FORT MYERS, Fl. — A Marshall University alumni is grateful he made it out of the path of Hurricane Irma before the major traffic jams that have slowed interstates to a crawl in the southern U.S.

Alex Reed, a Virginia Beach, Virginia native and Marshall alumni, said traffic is doubling and tripling normal trips and exhausting supplies at gas stations along the road north.

“I actually got out probably just at the right time,” Reed said Friday on WAJR’s Morgantown AM. “I’m currently in my home town in Virginia Beach, Virginia. I went up pretty far north.”

Reed calls play-by-play in broadcasts for the Florida Everblades, a minor league affiliate of the NHL’s Carolina Hurricanes. It’s the off-season for him right now, but Reed was originally planning to remain in Florida to wait out the storm before making a spur of the moment decision early Wednesday morning.

“My original plan was just to go to Tampa Wednesday afternoon to stay with a friend,” he said. “I got to thinking about how the size of that storm is going to cover the width of the state. It just kind of got me concerned that I didn’t know if Tampa was going to be much better.”

Reed did some minor work at his home before fleeing in the dead of night — one a.m. Wednesday morning.

“A lot of the exits that have gas stations there are out of gas,” he said. “There’s a lot of uncertainty. That’s what everyone’s facing down there. Do you get in a car and fight the traffic?”

5.6 million people are under mandatory evacuation.

“There are people still there, and not, I think, by choice for a lot of them,” Reed said. “Certainly, there are some that are just going to wait it out and they’re not phased at all.

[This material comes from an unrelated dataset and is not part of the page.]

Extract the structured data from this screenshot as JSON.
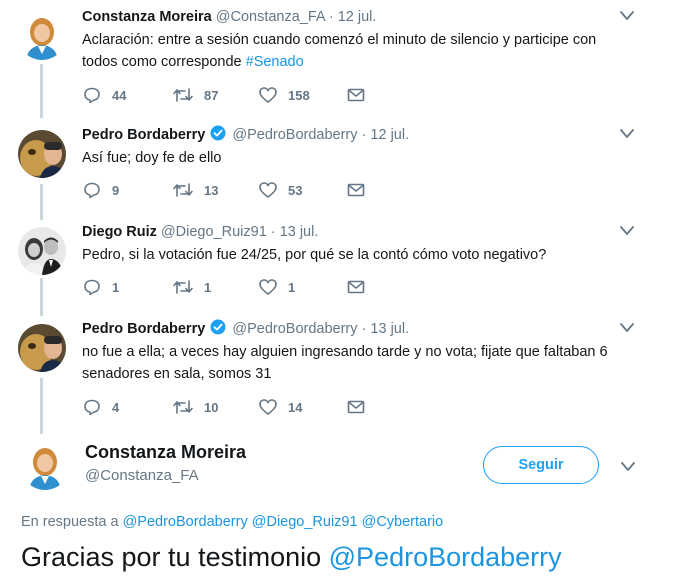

But the question remains enormously difficult for some as Irma heads for Florida, according to Reed. For many, simply packing up isn’t an option.

“I do have several friends that I know and co-workers that do want to get out and just don’t really know what decision to make at this point because they just don’t know how far they can get — especially with all the hotels booked as well,” he said. “They just don’t want to get stuck on the road.”

The storm is about 400 miles in diameter and made landfall in Cuba as a Category 5. It is expected to hit Florida sometime Sunday as a Category 4 hurricane.